Thermodynamic Performance Evaluation of Concentrating Solar Collector with Supercritical Carbon Dioxide (sCO2) Base Nanofluids

• Published in: Arabian journal for science and engineering (2011) Vol. 45; no. 7; pp. 5729 - 5740
• Main Authors: Corumlu, Vahit, Uzun, Recep Onur, Ozturk, Murat
• Format: Journal Article
• Language: English
• Published: Berlin/Heidelberg Springer Berlin Heidelberg 01.07.2020; Springer Nature B.V
• Subjects: Ambient temperature; Carbon black; Carbon dioxide; Computational fluid dynamics; Engineering; Exergy; Fluids; High temperature; Humanities and Social Sciences; Inlet temperature; Mass flow rate; multidisciplinary; Nanofluids; Nanoparticles; Performance evaluation; Research Article-Mechanical Engineering; Science; Software engineering; Solar collectors; Temperature; Thermal analysis; Working fluids; Parabolic collector; Thermodynamic analysis; Supercritical carbon dioxide; Nanofluid
• ISSN: 2193-567X; 1319-8025; 2191-4281
• DOI: 10.1007/s13369-020-04527-1

The use of supercritical carbon dioxide as a working fluid is an important alternative to enable the use of parabolic collectors in the high-temperature applications field.
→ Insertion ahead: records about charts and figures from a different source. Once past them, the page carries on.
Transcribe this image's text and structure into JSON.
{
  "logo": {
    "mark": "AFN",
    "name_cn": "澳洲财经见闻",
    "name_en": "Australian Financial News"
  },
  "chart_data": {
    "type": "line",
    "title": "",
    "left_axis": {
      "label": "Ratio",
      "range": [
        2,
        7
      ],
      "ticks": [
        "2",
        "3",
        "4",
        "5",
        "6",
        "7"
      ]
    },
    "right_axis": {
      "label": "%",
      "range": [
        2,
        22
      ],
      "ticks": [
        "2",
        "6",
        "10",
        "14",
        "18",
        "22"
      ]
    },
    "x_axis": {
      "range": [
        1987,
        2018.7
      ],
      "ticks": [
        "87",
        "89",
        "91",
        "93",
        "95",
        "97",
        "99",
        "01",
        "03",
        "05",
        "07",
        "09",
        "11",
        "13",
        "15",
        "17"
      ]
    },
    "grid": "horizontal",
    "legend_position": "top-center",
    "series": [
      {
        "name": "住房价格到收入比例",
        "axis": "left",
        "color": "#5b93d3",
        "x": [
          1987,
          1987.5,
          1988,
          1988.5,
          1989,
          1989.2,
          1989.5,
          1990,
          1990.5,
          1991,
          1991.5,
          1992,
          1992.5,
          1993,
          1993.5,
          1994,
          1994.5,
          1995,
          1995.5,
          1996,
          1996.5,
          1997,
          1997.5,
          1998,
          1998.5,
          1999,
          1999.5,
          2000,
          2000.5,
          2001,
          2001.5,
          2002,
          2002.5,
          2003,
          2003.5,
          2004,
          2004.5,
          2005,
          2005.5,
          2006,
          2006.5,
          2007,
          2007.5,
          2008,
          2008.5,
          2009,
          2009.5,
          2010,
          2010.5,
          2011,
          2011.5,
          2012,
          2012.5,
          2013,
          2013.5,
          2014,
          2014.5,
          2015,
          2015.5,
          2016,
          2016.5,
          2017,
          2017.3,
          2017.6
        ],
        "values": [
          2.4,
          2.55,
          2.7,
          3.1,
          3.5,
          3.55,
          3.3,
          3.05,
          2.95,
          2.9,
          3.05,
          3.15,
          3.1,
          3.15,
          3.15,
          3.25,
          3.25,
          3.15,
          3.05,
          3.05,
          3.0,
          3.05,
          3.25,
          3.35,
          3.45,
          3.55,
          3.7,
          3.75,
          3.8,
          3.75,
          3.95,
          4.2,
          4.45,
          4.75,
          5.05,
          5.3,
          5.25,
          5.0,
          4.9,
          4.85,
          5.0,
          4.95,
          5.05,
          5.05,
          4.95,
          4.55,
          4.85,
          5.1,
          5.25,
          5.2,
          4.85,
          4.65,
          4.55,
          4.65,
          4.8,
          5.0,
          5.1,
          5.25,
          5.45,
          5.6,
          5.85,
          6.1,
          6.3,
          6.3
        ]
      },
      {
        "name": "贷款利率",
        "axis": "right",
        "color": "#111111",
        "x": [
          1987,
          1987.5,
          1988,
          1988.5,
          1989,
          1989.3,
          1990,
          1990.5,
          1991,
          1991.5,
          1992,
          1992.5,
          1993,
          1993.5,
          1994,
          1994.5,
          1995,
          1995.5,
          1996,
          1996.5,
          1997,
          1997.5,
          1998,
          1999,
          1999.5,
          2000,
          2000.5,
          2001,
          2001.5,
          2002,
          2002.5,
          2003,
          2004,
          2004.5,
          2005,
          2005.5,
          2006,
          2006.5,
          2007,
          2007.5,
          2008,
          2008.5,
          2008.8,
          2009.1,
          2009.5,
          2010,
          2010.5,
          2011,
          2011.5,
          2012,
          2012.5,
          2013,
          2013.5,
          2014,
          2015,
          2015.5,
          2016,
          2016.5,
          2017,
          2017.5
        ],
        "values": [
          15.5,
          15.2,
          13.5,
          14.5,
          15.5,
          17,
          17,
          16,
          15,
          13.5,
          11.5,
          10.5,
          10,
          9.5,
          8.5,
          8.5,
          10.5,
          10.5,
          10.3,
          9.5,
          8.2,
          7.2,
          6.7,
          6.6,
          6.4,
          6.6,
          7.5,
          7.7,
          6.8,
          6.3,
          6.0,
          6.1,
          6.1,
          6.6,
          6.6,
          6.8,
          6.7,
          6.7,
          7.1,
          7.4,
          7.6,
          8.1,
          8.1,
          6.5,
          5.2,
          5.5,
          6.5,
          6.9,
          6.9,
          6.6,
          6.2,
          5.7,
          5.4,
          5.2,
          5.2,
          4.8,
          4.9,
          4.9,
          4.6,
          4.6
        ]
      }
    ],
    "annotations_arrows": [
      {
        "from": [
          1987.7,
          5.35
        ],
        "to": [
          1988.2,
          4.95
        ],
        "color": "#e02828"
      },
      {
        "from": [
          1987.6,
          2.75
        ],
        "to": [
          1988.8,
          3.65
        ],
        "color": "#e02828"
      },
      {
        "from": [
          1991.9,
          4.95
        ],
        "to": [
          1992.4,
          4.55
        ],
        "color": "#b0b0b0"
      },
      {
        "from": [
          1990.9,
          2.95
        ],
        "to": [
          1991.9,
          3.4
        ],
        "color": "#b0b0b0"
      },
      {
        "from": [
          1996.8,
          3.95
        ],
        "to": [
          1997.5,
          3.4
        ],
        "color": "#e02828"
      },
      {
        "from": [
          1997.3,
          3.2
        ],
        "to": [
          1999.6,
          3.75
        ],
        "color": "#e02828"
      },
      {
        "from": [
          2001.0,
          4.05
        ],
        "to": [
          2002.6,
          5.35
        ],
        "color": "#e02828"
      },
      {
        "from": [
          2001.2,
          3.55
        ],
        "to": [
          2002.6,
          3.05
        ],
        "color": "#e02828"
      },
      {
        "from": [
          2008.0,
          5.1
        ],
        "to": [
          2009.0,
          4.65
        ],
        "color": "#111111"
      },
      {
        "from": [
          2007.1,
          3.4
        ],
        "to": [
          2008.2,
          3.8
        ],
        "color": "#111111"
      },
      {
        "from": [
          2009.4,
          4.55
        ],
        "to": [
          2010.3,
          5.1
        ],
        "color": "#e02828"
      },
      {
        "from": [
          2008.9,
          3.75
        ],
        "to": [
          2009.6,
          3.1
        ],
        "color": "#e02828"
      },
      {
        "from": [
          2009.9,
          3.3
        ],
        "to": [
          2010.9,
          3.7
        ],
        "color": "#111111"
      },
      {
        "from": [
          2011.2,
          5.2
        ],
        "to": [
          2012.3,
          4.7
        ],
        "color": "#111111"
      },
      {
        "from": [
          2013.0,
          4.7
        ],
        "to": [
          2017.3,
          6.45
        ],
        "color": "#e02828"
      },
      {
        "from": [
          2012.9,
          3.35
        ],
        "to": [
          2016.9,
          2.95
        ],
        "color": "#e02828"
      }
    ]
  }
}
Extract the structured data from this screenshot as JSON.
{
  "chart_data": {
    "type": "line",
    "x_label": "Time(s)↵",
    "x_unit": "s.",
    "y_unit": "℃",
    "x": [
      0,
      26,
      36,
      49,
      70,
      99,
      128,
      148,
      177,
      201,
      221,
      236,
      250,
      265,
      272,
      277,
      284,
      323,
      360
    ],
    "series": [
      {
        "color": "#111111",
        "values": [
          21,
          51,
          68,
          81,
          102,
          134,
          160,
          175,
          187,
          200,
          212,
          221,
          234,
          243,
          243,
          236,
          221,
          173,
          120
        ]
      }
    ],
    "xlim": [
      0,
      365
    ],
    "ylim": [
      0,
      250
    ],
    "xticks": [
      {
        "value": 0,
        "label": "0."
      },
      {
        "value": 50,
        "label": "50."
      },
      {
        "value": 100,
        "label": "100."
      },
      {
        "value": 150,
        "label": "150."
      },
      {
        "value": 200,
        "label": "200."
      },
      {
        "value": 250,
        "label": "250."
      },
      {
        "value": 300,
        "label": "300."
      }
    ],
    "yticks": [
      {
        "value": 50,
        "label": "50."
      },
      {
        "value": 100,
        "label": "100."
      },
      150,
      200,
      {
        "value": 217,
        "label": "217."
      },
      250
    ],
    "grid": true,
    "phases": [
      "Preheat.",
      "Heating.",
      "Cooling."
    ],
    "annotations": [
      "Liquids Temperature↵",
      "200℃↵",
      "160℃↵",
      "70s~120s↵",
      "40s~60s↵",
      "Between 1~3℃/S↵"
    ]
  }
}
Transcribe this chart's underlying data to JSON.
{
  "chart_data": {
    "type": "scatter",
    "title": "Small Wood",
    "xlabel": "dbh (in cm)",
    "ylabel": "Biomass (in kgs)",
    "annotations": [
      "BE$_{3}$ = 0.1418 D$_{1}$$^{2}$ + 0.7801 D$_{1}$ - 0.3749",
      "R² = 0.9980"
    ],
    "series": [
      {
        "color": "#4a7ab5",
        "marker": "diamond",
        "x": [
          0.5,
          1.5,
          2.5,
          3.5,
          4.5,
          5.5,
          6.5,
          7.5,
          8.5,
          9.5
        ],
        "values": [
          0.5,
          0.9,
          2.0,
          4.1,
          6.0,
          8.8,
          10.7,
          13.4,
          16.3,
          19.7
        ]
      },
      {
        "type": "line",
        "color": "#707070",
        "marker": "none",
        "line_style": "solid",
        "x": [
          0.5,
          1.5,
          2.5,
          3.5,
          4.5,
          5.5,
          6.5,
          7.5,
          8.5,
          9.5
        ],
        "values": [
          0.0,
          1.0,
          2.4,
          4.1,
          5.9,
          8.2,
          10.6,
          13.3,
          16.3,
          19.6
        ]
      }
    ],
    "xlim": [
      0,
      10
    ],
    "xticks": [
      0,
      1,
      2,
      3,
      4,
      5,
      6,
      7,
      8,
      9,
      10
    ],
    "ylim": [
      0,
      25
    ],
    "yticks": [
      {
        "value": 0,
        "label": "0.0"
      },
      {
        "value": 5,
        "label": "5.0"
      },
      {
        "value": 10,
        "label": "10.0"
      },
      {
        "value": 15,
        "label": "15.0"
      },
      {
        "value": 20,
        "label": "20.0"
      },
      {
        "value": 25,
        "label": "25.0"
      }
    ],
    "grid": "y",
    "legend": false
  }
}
In the present paper, the effects of carbon black nanoparticles dispersed in supercritical carbon dioxide (sCO 2 ) base fluid on the energetic and exergetic performance of parabolic trough collectors are theoretically investigated. Thermal modeling and performance analyses are performed through the developed model in the Engineering Equation Solver software. To present operating conditions of the system, all working fluids are tested under a pressure of 80 bar at a mass flow rate of 1.1 kg/s. In these analyses, the fluid inlet temperature, ambient temperature, and nanofluid concentration are determined as the variable indicators. Up to approximately working fluid inlet temperature of 705 K, the exergy efficiencies of the concentrating collectors using the sCO 2 nanofluids are higher than that of the concentrating collector using the sCO 2 base fluid. Additionally, the exergy efficiency increases in the systems using nanofluids with 2% and 4% concentration ratio are between 0.34–6.96% and 0.49–11.44%, respectively, according to the system using base fluid. Besides, at the working fluid inlet temperature values greater than 705 K, the exergy efficiency of the collector of using the sCO 2 working fluid is found higher than the collectors using the nanofluids. However, at the same working fluid inlet temperatures, the fluid outlet temperatures of the collectors with the sCO 2 nanofluids are higher than the system with sCO 2 working fluid.